Seth Klarman, who is a self-made billionaire and hedge fund manager, said that “the single greatest edge an investor can have is a long-term orientation.” In that quote, Klarman is basically stating that there is no get-rich-quick scheme; it is methodical compounding of wealth through prudent capital allocation that wins in the end. We believe wholeheartedly in this principal in dividend investing, and we believe it can apply to the world of cryptocurrencies as well.
Investing in stocks for the long-term requires patience, and investing in cryptocurrency for the long-term requires even more patience. The reason is because spells of volatility, which generally means big drawdowns, are hard to manage emotionally. Seeing big chunks of one’s portfolio’s value erode is never easy, and with cryptocurrencies, the drawdowns are more frequent, and they tend to be quite large in magnitude.
However, there’s some efficacy to riding out these storms. Warren Buffet once said that investors should only buy a stock they would be comfortable holding for 10 years, as if the stock market completely shut down. In other words, buy something you have no interest in selling for a very long time. That requires the investor to be very selective, and choose only the best of the best investment options.

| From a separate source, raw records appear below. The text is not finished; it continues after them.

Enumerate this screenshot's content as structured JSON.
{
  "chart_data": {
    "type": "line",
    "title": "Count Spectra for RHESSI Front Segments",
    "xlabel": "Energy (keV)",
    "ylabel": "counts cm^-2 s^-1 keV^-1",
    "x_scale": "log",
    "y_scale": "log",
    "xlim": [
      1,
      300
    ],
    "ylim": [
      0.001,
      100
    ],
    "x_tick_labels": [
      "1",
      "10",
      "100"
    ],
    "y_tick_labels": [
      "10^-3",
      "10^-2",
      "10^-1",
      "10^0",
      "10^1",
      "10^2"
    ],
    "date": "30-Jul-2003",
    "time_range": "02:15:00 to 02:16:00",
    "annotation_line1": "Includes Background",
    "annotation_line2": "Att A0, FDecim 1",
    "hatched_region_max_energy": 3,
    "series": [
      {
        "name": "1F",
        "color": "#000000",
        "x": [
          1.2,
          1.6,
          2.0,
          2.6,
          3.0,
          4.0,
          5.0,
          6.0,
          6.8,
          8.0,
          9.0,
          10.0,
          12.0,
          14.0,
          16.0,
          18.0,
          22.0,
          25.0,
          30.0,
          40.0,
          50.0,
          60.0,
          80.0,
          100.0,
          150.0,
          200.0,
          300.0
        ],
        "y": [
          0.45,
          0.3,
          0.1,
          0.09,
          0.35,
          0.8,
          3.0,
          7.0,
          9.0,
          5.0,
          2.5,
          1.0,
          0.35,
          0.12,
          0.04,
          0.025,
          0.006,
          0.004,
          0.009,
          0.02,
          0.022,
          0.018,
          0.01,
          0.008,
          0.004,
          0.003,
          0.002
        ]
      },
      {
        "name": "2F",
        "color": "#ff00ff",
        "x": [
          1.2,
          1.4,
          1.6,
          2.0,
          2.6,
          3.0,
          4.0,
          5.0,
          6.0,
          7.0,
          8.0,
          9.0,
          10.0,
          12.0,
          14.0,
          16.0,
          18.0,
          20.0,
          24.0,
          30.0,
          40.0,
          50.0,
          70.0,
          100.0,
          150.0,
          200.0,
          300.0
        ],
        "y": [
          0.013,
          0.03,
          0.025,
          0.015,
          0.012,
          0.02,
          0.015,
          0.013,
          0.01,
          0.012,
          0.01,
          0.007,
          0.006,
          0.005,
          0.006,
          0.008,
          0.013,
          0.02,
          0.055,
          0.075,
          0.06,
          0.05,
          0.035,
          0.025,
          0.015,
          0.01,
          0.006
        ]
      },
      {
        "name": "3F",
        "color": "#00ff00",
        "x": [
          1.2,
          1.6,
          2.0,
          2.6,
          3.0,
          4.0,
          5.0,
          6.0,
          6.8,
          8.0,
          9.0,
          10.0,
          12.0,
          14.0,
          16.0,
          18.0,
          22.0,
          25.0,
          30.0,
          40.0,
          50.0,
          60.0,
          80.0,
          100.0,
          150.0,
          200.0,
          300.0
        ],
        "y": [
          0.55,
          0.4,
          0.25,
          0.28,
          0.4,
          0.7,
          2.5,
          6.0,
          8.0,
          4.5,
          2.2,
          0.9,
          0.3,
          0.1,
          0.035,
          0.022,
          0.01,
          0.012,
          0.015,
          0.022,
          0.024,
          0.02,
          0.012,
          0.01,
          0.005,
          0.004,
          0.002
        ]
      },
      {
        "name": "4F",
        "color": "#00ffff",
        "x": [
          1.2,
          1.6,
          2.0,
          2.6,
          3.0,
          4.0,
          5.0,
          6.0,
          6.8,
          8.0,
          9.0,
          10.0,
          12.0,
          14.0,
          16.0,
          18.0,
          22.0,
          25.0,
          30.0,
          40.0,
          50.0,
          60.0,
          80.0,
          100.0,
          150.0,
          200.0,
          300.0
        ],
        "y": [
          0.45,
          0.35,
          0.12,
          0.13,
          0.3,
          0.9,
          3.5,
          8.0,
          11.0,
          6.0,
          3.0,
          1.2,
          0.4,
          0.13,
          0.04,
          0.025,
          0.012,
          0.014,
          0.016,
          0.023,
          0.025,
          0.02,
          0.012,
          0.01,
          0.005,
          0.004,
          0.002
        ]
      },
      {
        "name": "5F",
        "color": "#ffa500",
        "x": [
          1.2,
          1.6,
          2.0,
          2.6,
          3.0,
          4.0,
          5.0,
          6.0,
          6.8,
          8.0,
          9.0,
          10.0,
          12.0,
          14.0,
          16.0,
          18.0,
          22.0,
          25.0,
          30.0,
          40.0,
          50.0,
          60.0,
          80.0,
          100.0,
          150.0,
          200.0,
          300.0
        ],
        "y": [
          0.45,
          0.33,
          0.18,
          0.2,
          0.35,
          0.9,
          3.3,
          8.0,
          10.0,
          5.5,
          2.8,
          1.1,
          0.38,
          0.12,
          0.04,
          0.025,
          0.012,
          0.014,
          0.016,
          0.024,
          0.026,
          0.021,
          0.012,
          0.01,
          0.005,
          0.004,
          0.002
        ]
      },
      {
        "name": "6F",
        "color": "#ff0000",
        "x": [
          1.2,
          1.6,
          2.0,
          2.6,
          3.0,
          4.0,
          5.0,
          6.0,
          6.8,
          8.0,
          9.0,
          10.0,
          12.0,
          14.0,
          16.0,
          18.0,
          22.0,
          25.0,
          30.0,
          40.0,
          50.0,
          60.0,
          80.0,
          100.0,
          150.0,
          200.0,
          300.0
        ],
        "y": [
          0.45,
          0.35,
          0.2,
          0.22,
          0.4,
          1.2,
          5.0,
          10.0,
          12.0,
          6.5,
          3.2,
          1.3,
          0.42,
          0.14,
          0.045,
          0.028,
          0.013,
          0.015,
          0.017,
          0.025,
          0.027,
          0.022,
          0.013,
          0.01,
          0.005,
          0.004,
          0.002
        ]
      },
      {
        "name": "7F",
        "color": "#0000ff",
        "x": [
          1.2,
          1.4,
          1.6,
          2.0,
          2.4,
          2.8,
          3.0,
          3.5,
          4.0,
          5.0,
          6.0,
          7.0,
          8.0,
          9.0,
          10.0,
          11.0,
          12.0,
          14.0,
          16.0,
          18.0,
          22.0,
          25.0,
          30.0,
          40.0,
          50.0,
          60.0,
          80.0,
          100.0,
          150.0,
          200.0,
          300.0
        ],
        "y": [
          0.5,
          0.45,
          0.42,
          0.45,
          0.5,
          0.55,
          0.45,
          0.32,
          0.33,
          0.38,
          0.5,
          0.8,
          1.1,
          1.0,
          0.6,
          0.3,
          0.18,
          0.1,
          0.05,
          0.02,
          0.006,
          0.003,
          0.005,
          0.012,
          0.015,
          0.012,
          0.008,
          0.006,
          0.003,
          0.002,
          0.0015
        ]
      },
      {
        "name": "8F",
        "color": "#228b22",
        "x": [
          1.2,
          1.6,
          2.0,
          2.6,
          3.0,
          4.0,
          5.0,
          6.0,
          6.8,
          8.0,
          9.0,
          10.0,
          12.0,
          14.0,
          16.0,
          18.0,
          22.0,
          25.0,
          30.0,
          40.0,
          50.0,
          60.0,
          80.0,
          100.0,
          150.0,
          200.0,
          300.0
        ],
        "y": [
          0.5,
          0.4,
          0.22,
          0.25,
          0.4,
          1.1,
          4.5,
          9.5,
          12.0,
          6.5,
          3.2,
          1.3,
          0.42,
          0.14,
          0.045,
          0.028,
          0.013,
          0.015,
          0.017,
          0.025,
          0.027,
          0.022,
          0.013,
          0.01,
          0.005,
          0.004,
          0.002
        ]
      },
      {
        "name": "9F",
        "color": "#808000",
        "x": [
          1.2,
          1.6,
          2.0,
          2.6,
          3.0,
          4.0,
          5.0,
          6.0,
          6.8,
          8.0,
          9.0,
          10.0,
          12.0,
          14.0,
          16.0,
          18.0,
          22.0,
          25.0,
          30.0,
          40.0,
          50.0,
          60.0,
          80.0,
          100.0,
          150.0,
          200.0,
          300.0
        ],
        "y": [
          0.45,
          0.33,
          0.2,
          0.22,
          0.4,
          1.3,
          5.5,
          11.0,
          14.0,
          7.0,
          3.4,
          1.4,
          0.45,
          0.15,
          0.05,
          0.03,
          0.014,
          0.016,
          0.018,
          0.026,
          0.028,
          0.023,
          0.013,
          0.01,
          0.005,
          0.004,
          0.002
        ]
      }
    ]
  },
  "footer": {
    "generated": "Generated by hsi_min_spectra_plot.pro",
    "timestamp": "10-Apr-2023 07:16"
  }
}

In the world of cryptos, most coins have not been around anywhere near 10 years, but Bitcoin has. In the past nine years, for instance, total returns to someone that bought near the end of 2013 are over 15,000%. That is also after the coin has lost more than half its value since its 2021 peak. So while there has been – and likely will continue to be – a lot of volatility, holding Bitcoin long-term has been tremendously successful.
Long-term investing has another benefit with cryptos, in that many cryptos are available only on special exchanges that charge high fees for transactions. Constantly trading in and out can be quite expensive for that reason, but buying and holding would avoid that potential pitfall, keeping more money in the pocket of the investor. In addition, taxes are only due on profits when the investment is sold, so if one holds cryptos for a long time, wealth can be accumulated without constant reductions from taxes.
Finally, holding cryptos for the long-term can free the investor to focus on other things in their life, rather than stressing about the price of one coin or another today, tomorrow, next week, etc. The inherent volatility of cryptocurrencies in particular lends itself to a long-term mindset, and the investor spending the free time they have on something other than watching a trading screen.
Final Thoughts
While cryptocurrency investing and dividend stock investing are quite different, we can apply some of the same principles to both. We favor dividend stocks with long histories of raising their dividends, and that we believe will still be here years from now doing the same thing. While crypto coins do not pay dividends, by finding the best ones, we can apply this principle and select the highest quality coins that have staying power.
Cryptocurrencies have a reputation of being a get-rich-quick scheme, but as the asset class has matured, it’s become clear it is here to stay. That means we can apply traditional investing principals to what is still a very new asset class for long-term wealth compounding.
Disclaimer: This article is provided for informational purposes only. It is not offered or intended to be used as legal, tax, investment, financial, or other advice.